No. La tecnologia GPS che avrebbe permesso di tracciare ogni movimento e geolocalizzarlo non è quella che verrà utilizzata dalla app Immuni. La tecnologia bluetooth permetterà solo di sapere in maniera anonimizzata – cioè con basse possibilità di risalire all’identità dell’utilizzatore in maniera accidentale o da parte di aggressori informatici – se due smartphone sono stati a distanza ravvicinata e per quanto tempo.

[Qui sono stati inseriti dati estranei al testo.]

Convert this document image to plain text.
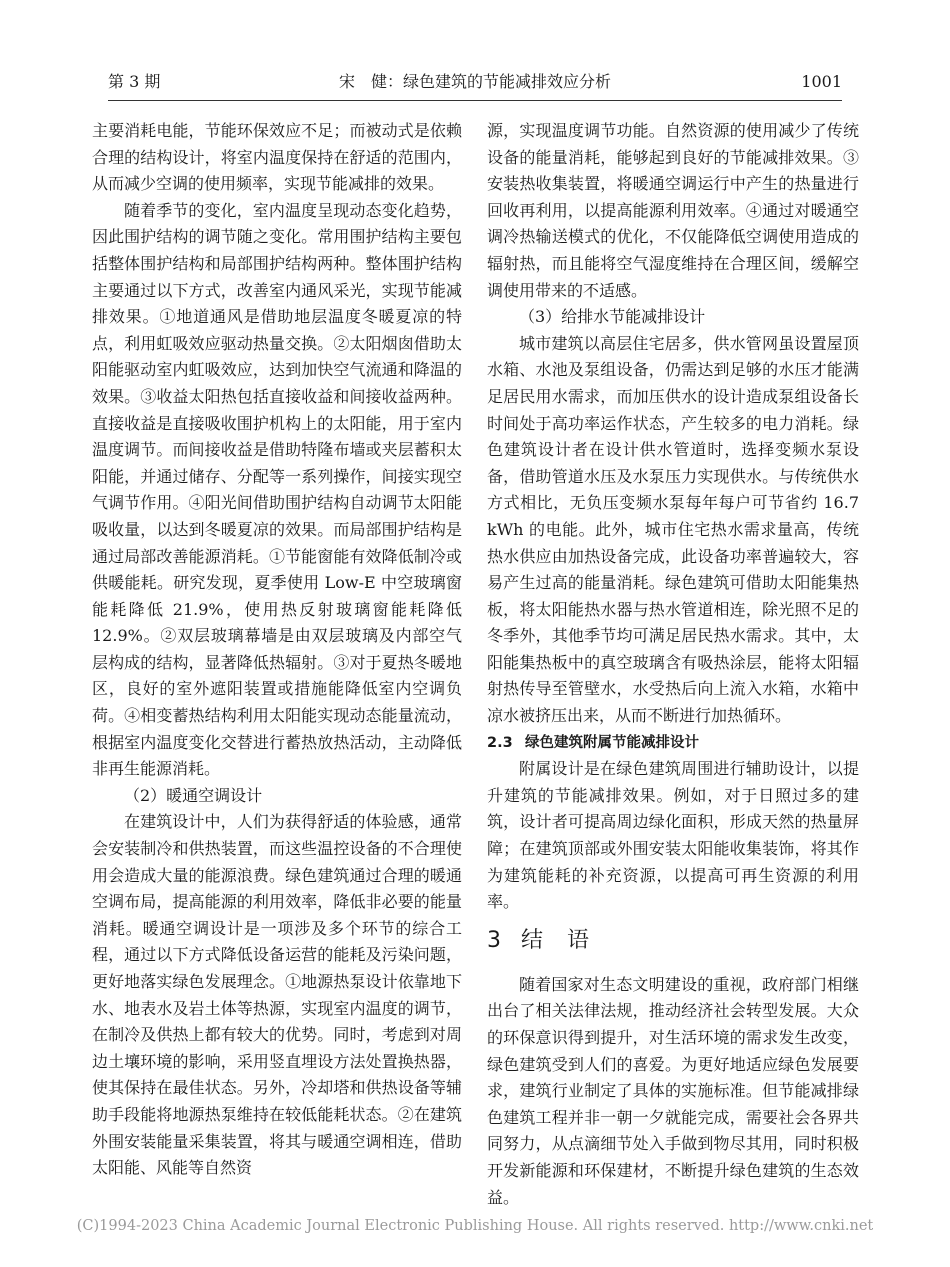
第 3 期	宋　健：绿色建筑的节能减排效应分析	1001

主要消耗电能，节能环保效应不足；而被动式是依赖合理的结构设计，将室内温度保持在舒适的范围内，从而减少空调的使用频率，实现节能减排的效果。

随着季节的变化，室内温度呈现动态变化趋势，因此围护结构的调节随之变化。常用围护结构主要包括整体围护结构和局部围护结构两种。整体围护结构主要通过以下方式，改善室内通风采光，实现节能减排效果。①地道通风是借助地层温度冬暖夏凉的特点，利用虹吸效应驱动热量交换。②太阳烟囱借助太阳能驱动室内虹吸效应，达到加快空气流通和降温的效果。③收益太阳热包括直接收益和间接收益两种。直接收益是直接吸收围护机构上的太阳能，用于室内温度调节。而间接收益是借助特隆布墙或夹层蓄积太阳能，并通过储存、分配等一系列操作，间接实现空气调节作用。④阳光间借助围护结构自动调节太阳能吸收量，以达到冬暖夏凉的效果。而局部围护结构是通过局部改善能源消耗。①节能窗能有效降低制冷或供暖能耗。研究发现，夏季使用 Low-E 中空玻璃窗能耗降低 21.9%，使用热反射玻璃窗能耗降低 12.9%。②双层玻璃幕墙是由双层玻璃及内部空气层构成的结构，显著降低热辐射。③对于夏热冬暖地区，良好的室外遮阳装置或措施能降低室内空调负荷。④相变蓄热结构利用太阳能实现动态能量流动，根据室内温度变化交替进行蓄热放热活动，主动降低非再生能源消耗。

（2）暖通空调设计

在建筑设计中，人们为获得舒适的体验感，通常会安装制冷和供热装置，而这些温控设备的不合理使用会造成大量的能源浪费。绿色建筑通过合理的暖通空调布局，提高能源的利用效率，降低非必要的能量消耗。暖通空调设计是一项涉及多个环节的综合工程，通过以下方式降低设备运营的能耗及污染问题，更好地落实绿色发展理念。①地源热泵设计依靠地下水、地表水及岩土体等热源，实现室内温度的调节，在制冷及供热上都有较大的优势。同时，考虑到对周边土壤环境的影响，采用竖直埋设方法处置换热器，使其保持在最佳状态。另外，冷却塔和供热设备等辅助手段能将地源热泵维持在较低能耗状态。②在建筑外围安装能量采集装置，将其与暖通空调相连，借助太阳能、风能等自然资

源，实现温度调节功能。自然资源的使用减少了传统设备的能量消耗，能够起到良好的节能减排效果。③安装热收集装置，将暖通空调运行中产生的热量进行回收再利用，以提高能源利用效率。④通过对暖通空调冷热输送模式的优化，不仅能降低空调使用造成的辐射热，而且能将空气湿度维持在合理区间，缓解空调使用带来的不适感。

（3）给排水节能减排设计

城市建筑以高层住宅居多，供水管网虽设置屋顶水箱、水池及泵组设备，仍需达到足够的水压才能满足居民用水需求，而加压供水的设计造成泵组设备长时间处于高功率运作状态，产生较多的电力消耗。绿色建筑设计者在设计供水管道时，选择变频水泵设备，借助管道水压及水泵压力实现供水。与传统供水方式相比，无负压变频水泵每年每户可节省约 16.7 kWh 的电能。此外，城市住宅热水需求量高，传统热水供应由加热设备完成，此设备功率普遍较大，容易产生过高的能量消耗。绿色建筑可借助太阳能集热板，将太阳能热水器与热水管道相连，除光照不足的冬季外，其他季节均可满足居民热水需求。其中，太阳能集热板中的真空玻璃含有吸热涂层，能将太阳辐射热传导至管壁水，水受热后向上流入水箱，水箱中凉水被挤压出来，从而不断进行加热循环。

2.3 绿色建筑附属节能减排设计

附属设计是在绿色建筑周围进行辅助设计，以提升建筑的节能减排效果。例如，对于日照过多的建筑，设计者可提高周边绿化面积，形成天然的热量屏障；在建筑顶部或外围安装太阳能收集装饰，将其作为建筑能耗的补充资源，以提高可再生资源的利用率。

3 结　语

随着国家对生态文明建设的重视，政府部门相继出台了相关法律法规，推动经济社会转型发展。大众的环保意识得到提升，对生活环境的需求发生改变，绿色建筑受到人们的喜爱。为更好地适应绿色发展要求，建筑行业制定了具体的实施标准。但节能减排绿色建筑工程并非一朝一夕就能完成，需要社会各界共同努力，从点滴细节处入手做到物尽其用，同时积极开发新能源和环保建材，不断提升绿色建筑的生态效益。

(C)1994-2023 China Academic Journal Electronic Publishing House. All rights reserved. http://www.cnki.net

Sono previste limitazioni delle libertà per chi deciderà di non usarla?
Questa opzione, circolata su alcuni media negli scorsi giorni, è stata smentita dal governo. Salvo ripensamenti, quindi, la libertà di movimento nella Fase 2 sarà uguale per tutti.

Possono scaricarla anche i minorenni?
Al momento non sono previste limitazioni né avrebbe senso, sulla base dei pochi dati che dovranno fornire i fruitori della app, escludere una porzione importante di popolazione dal contact tracing. Il ministero dell’Innovazione ha comunicato, ad esempio, che la registrazione alla app non richiederà l’autorizzazione all’accesso alla rubrica dei contatti sullo smartphone, non chiederà nemmeno il numero e non manderà SMS per notificare chi è a rischio.

Cosa dovrà fare chi non ha uno smartphone?
Al momento non esistono comunicazioni ufficiali a riguardo. Un’ipotesi allo studio prevede l’uso di braccialetti elettronici per chi è sprovvisto di un cellulare o di un tablet con connessione a internet e volesse far parte del programma di contract tracing. Una mancanza che coinvolge probabilmente i più anziani, ovvero la fascia più a rischio.